Old skates, long-bladed, hang by leather laces
on your left and want to slash your throat,
but they can't, they can't, being only skates.
On a shelf above, tools: shears,
three-pronged weed hacker, ice pick,
poison-rats and bugs-and on the landing,
halfway down, a keg of roofing nails
you don't want to fall face first into,

no, you don't. To your right,
a fuse box with its side-switch-a slot machine,
on a good day, or the one the warden pulls,
on a bad. Against the wall,
on nearly every stair, one boot, no two
together, no pair, as if the dead
went off, short-legged or long, to where they go,
which is down these steps,
at the bottom of which is a swollen,

humming, huge white freezer
big enough for many bodies—
of children, at least. And this
is where you're sent each night
for the frozen bag of beans
or peas or broccoli
that lies beside the slab
of meat you'll eat for dinner,
each countless childhood meal your last.


Literary Notes:

It's the birthday of novelist H(erbert) G(eorge) Wells, born in Bromley, England (1866). After college, he got married, got a job writing biology textbooks, and settled down for a few years. But when he developed a respiratory illness in his late twenties, he thought he didn't have many years to live, so he left his wife, ran away with another woman, and began writing furiously. Between 1895 and 1898, he published all of the novels for which he is best remembered: The Time Machine (1895), The Island of Dr. Moreau (1896), The Invisible Man (1897), and The War of the Worlds (1898). At the time, scientists were debating the processes of evolution, the danger of scientific knowledge, and the possibility of life on other planets. He was one of the first writers to explore these ideas in fiction. He lived much longer than he thought he would, and went on to publish two or three books almost every year for the rest of his life. His book Outline of History (1919-1920) was his attempt to write a complete history of the world, and it outsold all his other books combined. H.G. Wells said, "Every time I see an adult on a bicycle, I no longer despair for the future of the human race."

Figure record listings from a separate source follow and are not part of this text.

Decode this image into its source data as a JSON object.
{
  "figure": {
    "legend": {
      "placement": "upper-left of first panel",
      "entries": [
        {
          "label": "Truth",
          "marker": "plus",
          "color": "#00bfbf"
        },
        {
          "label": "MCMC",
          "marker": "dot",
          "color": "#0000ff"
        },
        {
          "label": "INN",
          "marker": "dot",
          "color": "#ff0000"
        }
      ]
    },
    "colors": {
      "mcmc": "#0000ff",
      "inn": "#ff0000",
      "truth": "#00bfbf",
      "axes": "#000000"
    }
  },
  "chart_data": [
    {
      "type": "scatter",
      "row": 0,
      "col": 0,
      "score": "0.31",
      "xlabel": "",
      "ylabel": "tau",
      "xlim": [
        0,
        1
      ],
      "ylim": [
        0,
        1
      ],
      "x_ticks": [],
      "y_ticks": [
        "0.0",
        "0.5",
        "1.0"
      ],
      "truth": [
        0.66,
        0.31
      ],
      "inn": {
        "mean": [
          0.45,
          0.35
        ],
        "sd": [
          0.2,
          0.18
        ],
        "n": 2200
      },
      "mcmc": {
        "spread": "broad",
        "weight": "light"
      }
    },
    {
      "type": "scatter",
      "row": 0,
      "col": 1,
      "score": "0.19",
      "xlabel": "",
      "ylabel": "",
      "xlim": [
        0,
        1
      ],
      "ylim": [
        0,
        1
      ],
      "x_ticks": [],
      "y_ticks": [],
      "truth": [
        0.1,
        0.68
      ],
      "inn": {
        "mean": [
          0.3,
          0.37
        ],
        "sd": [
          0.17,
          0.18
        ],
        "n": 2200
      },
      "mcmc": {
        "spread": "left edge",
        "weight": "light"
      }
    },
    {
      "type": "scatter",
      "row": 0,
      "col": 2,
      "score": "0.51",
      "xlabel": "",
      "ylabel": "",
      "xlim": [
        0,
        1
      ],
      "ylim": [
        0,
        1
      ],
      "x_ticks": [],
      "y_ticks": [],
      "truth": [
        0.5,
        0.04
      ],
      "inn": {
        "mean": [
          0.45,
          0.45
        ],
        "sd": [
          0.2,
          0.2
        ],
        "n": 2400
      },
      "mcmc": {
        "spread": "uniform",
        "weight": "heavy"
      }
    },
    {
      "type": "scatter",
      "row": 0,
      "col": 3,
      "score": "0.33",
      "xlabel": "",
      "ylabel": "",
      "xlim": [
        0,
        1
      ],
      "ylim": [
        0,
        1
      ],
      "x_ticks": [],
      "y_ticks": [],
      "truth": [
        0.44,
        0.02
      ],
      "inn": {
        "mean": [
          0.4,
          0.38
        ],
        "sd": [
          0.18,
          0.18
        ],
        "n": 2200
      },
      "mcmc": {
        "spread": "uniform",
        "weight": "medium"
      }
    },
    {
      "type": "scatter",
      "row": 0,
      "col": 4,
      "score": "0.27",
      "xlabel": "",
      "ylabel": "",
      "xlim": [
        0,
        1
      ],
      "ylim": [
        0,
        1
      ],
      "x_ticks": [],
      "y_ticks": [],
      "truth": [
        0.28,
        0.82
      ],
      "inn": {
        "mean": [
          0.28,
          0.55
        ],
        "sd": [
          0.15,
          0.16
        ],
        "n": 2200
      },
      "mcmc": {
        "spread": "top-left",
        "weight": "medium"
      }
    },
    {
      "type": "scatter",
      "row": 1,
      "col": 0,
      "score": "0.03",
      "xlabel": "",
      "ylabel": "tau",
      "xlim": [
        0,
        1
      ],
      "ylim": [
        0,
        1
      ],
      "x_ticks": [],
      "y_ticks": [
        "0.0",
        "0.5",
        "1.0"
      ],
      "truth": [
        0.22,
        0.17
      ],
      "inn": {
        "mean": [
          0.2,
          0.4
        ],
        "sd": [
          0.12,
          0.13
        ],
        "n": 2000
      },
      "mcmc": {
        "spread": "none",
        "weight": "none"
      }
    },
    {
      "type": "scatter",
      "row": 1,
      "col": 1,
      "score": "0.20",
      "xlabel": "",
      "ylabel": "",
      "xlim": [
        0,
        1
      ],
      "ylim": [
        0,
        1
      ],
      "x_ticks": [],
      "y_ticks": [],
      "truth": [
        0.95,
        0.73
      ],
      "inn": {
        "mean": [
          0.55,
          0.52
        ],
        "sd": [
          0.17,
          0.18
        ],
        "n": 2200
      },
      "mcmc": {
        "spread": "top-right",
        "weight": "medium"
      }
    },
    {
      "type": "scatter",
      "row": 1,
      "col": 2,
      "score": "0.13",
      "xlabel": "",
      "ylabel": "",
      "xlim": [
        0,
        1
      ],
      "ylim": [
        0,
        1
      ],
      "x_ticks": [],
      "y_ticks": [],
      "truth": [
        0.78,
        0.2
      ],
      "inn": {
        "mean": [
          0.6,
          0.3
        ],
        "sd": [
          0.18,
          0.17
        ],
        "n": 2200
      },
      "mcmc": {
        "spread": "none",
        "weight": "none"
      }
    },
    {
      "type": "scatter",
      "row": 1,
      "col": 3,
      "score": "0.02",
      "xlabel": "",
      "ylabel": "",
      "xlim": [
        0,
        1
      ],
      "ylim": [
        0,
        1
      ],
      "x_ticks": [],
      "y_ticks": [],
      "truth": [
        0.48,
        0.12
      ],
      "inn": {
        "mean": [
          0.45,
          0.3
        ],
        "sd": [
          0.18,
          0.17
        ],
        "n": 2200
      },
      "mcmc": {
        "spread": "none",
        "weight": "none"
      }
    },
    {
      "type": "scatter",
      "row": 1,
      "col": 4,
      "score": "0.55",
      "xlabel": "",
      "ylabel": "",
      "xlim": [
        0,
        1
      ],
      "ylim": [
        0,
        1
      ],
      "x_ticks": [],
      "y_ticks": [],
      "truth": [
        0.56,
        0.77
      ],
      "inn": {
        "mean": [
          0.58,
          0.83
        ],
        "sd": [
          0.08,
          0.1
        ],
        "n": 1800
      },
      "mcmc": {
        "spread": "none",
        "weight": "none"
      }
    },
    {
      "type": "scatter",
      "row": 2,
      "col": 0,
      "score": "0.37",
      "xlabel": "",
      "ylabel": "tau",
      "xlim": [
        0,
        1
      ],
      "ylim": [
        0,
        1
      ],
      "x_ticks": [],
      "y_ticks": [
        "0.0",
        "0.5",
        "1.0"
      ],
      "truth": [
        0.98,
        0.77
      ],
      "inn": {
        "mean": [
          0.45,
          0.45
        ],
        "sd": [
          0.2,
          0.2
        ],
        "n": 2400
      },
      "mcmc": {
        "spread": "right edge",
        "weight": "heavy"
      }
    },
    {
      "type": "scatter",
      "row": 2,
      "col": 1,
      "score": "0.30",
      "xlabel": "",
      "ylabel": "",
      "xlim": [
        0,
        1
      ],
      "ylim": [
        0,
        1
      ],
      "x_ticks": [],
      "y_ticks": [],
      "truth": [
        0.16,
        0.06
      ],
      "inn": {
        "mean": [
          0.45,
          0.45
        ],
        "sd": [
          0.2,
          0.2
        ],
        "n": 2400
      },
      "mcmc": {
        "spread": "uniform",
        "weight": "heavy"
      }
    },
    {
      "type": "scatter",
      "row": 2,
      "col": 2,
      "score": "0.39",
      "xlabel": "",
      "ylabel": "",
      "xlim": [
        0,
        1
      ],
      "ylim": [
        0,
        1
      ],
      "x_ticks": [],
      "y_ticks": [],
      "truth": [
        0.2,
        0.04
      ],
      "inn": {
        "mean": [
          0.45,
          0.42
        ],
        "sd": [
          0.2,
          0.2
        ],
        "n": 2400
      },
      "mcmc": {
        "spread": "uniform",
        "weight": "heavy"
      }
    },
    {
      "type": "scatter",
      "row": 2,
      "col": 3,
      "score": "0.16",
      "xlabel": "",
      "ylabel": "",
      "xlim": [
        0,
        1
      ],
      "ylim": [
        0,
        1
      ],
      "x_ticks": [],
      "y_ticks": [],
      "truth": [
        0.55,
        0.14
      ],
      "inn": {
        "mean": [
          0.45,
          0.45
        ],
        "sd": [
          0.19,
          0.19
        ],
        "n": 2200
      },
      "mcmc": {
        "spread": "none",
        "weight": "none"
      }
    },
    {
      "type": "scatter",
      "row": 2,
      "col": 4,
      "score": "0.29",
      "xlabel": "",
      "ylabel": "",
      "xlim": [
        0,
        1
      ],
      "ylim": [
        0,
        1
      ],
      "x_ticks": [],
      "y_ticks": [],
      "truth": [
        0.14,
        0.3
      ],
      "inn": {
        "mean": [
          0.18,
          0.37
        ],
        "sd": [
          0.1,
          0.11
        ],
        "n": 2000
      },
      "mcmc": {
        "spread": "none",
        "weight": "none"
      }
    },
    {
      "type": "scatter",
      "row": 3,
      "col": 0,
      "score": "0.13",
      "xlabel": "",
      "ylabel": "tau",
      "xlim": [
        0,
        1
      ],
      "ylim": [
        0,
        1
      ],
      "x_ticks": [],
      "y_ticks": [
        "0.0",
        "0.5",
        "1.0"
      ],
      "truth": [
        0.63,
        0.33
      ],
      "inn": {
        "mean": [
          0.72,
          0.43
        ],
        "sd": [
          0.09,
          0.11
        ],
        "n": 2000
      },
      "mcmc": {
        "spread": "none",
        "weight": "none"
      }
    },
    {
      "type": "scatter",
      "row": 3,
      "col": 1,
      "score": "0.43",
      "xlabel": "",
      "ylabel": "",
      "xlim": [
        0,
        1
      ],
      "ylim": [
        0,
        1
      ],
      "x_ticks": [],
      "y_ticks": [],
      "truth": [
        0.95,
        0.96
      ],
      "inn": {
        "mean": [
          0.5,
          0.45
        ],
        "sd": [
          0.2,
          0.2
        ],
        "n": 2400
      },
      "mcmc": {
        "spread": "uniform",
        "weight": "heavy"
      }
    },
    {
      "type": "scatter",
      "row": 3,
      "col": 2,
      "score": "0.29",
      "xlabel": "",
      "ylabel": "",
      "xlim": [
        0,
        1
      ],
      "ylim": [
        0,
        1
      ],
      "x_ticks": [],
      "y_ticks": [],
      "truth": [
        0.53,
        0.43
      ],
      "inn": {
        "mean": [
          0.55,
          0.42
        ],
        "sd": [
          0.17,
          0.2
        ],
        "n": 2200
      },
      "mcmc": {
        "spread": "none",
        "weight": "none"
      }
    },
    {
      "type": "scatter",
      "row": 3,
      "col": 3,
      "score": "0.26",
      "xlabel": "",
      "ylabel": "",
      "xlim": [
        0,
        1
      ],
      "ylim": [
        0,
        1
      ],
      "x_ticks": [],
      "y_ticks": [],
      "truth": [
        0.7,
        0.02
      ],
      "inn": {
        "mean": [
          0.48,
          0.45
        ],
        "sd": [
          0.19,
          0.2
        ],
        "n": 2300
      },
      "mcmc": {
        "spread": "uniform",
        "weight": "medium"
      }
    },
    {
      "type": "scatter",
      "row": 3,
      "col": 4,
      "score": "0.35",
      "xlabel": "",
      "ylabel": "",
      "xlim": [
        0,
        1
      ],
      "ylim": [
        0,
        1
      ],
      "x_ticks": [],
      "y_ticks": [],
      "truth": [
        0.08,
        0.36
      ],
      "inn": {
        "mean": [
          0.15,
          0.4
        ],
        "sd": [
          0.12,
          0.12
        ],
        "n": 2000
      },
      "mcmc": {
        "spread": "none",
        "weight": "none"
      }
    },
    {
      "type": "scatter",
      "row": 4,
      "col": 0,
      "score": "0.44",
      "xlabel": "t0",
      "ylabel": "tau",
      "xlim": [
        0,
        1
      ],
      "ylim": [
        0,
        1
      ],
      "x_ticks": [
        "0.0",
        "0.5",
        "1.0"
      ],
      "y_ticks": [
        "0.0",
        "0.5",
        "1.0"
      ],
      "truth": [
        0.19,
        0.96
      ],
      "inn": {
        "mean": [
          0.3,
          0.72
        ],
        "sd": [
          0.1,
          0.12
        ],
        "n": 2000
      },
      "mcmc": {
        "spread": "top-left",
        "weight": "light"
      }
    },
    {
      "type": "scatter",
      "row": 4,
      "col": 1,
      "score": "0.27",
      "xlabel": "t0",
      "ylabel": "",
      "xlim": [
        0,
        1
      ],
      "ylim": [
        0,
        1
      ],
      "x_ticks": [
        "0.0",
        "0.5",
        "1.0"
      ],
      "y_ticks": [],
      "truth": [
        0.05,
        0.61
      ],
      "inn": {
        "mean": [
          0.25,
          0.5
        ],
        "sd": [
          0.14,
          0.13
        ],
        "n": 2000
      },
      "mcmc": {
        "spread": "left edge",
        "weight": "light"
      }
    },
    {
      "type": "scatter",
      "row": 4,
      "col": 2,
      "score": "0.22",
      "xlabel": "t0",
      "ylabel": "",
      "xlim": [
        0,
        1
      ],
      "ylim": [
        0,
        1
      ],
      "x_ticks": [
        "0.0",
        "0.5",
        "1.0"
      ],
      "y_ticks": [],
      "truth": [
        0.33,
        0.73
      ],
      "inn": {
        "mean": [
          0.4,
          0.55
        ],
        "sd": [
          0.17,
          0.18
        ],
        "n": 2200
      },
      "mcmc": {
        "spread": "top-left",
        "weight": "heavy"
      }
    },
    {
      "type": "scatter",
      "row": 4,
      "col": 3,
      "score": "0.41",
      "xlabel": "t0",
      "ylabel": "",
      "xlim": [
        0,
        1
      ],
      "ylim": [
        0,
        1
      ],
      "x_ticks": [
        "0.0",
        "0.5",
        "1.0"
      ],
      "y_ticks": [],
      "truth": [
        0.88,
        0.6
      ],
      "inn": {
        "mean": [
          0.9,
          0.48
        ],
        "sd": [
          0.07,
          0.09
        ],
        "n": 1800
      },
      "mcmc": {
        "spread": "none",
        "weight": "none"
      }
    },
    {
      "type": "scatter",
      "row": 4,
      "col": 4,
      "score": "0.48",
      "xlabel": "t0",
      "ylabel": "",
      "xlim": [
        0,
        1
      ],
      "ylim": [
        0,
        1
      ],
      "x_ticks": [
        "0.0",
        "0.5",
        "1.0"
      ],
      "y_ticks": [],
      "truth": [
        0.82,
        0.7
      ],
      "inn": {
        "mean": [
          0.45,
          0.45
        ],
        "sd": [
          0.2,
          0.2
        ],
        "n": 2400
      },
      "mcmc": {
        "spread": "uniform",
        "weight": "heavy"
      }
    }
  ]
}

It's the birthday of horror novelist Stephen King, born in Portland, Maine (1947). He's the author of many novels, including The Shining (1977), Pet Sematary (1983), and most recently From a Buick 8 (2002). After college, King worked jobs at a gas station and a laundromat. His wife worked at Dunkin' Donuts. His writing office was the furnace room of his trailer home, and all of his rough drafts were typed single-spaced, with no margins, to save paper. He had studied creative writing in college and tried to write some realistic stories, but he found that writing about things like giant man-eating rats was a lot more fun. He sold a series of horror stories to men's magazines, and he said that the paychecks from these stories always seemed to arrive when one of his kids had an ear infection or the car had broken down. He was inspired to write his first novel when a friend challenged him to try writing from a female point of view. He had gotten a job as a teacher, and had witnessed the extraordinary cruelty of teenagers, so he wrote about a weird, miserable, high school girl with psychic powers named Carrie White. He gave up on the book at one point and threw it in the trash, but his wife fished it out and told him to keep going. Carrie was published in 1973. The hard cover didn't sell very well. When his agent called to say that the paperback rights had sold for $400,000, King couldn't believe it. He went on to become one of the most popular novelists of all time.